Both the area and the industry have been influenced by a roll call of larger than life characters like the news barons Beaverbrook, Northcliffe, Camrose and Rothermere, and writers, particularly Edgar Wallace, whose devotion to Fleet Street is commemorated in a plaque at Ludgate Circus, the street's easternmost point.

Fleet Street's love affair with the printed word began on 27 May 1501 when Wynkyn de Worde ­ a pupil of Caxton, publisher and prototype Fleet Street proprietor ­ published The Hylle of Perfeccyon, a mass market book that made his fortune. De Worde based himself at premises in Fleet Street near St Bride's Church, because the area was then, as now, near the centre of London's financial, legal and clerical worlds.

The area also attracted the attention of Henry VIII whose Bridewell Palace, located on today's New Bridge Street, under whose pavements the Fleet River still runs down to the Thames ­ was his base during the early stages of his divorce from Catherine of Aragon.

The Reformation unleashed a huge demand for the written word ­ first for scriptural then secular reasons. Jumping ahead a couple of centuries Salisbury Court, just off Fleet Street, was where Samuel Richardson, author of the first English novel, Pamela ­ and the better-known Clarissa ­ lived and printed/published as well as wrote his books. Dr Johnson created his English dictionary in a house just to the north of Fleet Street, in a warren of courts that still exist today.
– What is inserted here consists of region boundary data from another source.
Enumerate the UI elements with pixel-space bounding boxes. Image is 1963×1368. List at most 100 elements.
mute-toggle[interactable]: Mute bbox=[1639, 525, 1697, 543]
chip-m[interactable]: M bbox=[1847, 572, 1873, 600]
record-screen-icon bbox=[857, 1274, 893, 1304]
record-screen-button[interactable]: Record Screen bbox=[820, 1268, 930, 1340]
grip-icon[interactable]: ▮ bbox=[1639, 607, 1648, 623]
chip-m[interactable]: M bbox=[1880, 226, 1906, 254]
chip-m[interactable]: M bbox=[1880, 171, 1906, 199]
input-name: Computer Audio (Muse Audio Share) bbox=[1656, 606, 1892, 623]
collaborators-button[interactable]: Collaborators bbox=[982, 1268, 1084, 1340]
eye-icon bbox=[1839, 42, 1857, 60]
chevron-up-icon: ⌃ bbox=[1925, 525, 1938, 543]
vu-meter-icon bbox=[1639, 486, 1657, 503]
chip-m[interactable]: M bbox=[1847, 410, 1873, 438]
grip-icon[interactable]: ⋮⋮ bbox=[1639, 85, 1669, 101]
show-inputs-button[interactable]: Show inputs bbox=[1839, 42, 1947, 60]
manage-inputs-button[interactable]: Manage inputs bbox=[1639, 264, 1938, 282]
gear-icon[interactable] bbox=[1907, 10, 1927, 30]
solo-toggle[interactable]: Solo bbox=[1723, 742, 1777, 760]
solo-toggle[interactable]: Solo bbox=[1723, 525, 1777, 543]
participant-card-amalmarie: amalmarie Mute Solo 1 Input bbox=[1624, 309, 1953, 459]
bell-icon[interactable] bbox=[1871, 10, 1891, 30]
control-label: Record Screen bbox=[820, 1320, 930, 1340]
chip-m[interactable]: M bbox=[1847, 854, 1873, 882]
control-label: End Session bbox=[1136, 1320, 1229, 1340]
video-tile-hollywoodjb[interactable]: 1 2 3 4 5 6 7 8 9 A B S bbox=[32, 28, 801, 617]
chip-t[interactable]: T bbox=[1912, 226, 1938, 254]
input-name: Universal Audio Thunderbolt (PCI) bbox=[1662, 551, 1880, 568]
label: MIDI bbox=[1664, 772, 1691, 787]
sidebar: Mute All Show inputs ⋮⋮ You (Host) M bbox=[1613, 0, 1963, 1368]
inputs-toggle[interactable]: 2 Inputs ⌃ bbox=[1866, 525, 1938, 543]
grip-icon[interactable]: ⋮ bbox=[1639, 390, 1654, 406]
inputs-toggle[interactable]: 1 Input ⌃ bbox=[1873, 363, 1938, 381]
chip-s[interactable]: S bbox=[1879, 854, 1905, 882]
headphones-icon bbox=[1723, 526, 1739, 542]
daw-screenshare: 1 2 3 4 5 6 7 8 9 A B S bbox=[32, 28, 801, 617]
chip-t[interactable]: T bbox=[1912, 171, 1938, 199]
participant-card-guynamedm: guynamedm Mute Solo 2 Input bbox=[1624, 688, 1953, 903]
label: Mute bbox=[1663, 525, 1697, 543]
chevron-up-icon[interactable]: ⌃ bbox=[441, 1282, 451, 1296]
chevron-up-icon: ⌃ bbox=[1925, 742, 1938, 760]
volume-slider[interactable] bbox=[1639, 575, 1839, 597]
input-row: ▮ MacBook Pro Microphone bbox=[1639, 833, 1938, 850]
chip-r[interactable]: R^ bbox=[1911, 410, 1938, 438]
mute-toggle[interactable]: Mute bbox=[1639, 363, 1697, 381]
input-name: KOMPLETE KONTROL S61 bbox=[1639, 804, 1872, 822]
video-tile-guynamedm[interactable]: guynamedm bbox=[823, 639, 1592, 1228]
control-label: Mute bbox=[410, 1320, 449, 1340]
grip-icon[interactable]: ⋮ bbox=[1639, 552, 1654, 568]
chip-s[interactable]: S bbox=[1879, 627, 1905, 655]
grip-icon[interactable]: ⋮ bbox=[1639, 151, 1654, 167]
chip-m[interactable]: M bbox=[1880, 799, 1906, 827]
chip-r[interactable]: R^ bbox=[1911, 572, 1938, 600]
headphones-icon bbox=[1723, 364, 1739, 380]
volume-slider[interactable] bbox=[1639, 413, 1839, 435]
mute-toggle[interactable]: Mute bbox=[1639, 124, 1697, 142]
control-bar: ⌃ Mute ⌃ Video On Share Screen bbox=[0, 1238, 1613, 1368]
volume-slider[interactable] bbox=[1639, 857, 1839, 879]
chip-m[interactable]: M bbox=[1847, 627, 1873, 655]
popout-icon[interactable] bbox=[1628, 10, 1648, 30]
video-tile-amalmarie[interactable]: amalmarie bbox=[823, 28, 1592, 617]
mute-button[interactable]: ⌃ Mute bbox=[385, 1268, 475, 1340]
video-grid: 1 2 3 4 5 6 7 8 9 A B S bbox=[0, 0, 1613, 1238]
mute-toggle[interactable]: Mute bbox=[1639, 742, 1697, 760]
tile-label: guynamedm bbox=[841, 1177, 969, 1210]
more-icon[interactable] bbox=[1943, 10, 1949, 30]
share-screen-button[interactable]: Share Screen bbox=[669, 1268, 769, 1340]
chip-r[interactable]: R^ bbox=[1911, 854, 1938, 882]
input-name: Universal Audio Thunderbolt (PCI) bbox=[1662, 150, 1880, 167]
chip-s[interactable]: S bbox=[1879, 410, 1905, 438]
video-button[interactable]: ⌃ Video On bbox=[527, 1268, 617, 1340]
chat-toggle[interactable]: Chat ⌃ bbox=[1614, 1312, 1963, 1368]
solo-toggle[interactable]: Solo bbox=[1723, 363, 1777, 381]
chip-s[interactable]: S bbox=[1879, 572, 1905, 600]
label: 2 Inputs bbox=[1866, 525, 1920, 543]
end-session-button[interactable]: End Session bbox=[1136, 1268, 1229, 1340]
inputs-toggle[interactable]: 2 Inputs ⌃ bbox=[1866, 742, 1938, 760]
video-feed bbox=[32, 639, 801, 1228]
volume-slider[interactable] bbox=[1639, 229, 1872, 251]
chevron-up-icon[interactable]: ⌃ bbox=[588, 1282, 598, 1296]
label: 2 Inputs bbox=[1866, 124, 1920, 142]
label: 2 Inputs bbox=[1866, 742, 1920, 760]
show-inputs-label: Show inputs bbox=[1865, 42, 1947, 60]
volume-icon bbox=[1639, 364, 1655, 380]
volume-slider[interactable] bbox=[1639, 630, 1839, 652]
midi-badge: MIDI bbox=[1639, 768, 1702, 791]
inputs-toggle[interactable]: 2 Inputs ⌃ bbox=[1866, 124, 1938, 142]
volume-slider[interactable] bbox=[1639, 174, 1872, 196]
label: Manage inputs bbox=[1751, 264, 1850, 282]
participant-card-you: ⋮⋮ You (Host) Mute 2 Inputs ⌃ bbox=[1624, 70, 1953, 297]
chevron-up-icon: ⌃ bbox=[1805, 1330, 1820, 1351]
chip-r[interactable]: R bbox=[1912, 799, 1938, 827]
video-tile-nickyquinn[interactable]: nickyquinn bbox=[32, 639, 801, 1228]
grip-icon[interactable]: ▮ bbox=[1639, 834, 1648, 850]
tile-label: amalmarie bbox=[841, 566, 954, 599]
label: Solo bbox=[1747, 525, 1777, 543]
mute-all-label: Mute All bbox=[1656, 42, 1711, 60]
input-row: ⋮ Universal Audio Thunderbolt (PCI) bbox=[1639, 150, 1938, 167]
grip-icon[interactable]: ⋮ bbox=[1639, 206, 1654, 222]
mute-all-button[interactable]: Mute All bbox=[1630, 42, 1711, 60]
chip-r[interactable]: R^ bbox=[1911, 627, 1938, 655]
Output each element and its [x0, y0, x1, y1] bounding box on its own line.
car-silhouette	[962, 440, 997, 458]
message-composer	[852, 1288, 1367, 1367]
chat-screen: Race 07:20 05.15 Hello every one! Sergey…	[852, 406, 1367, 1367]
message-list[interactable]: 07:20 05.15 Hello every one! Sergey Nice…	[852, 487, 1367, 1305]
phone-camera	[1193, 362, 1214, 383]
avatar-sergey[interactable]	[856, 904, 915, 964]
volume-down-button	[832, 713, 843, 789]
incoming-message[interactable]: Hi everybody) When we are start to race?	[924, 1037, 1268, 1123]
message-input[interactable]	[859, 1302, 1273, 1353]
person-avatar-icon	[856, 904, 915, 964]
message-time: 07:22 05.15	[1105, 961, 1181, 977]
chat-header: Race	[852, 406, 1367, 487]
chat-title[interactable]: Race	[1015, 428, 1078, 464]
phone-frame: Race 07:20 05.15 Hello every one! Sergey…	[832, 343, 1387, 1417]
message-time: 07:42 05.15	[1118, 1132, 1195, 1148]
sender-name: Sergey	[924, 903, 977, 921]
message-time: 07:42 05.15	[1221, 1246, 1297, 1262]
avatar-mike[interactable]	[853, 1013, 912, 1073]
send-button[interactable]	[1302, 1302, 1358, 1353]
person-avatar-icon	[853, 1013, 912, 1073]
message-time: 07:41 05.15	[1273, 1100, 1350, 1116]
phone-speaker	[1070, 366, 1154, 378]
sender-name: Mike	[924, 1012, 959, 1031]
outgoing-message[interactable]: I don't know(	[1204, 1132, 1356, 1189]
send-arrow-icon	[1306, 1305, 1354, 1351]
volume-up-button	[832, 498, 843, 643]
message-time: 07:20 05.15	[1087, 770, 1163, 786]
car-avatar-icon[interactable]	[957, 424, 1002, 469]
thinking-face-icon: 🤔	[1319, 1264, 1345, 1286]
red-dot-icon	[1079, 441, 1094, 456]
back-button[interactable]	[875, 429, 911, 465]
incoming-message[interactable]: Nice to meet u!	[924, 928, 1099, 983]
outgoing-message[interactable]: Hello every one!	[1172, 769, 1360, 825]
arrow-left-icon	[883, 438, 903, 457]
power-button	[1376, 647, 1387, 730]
The first Fleet Street newspaper, the Daily Courant, was produced in 1702, at the start of the 18th century, while in the 19th the proliferation of magazines and periodicals led to the creation of the comical magazine Punch, commemorated in the Punch Tavern near St Bride's. In the 1970s the magazine was located in Tudor Street, where it took the old Punch table, at which long lunches ­ in the best traditions of Fleet Street journalism ­ were held, and on which successive generations of writers and wits carved their initials for posterity. This failed to impress Prince Charles's detective when he was proudly shown the table during a routine security sweep prior to Charles's arrival for lunch: "Do you get a lot of vandalism round here, then?", he asked.

The late 1970s saw the most momentous changes to befall British newspapers since the period when mass circulation papers like the Daily Mail and Daily Express revolutionised the style and content of what, until then, been a relatively staid industry. After decades of costly industrial disputes Rupert Murdoch (following the example of Eddie Shah's Today) broke the power of the various newspaper unions with the move to "fortress Wapping", opening the way for The Independent to flourish along with its older competitors.

The change may have freed the industry from restrictive working methods, but it ripped the heart out of Fleet Street, and saw the end of the thrusting but curiously old-fashioned way of life that Evelyn Waugh satirised in his 1938 comic novel, Scoop. Yet the area's theatrical connections ­ including the Salisbury Court theatre and the Dorset Garden theatre ­ have been restored with the creation of the Bridewell theatre in 1993. El Vino and the Cheshire Cheese may no longer be packed with journalists but they remain, as do the lawyers.

With the City's uncanny ability to absorb change while seeming to cling to the past, the area will continue to move with the flow, like the hidden river after which it was named.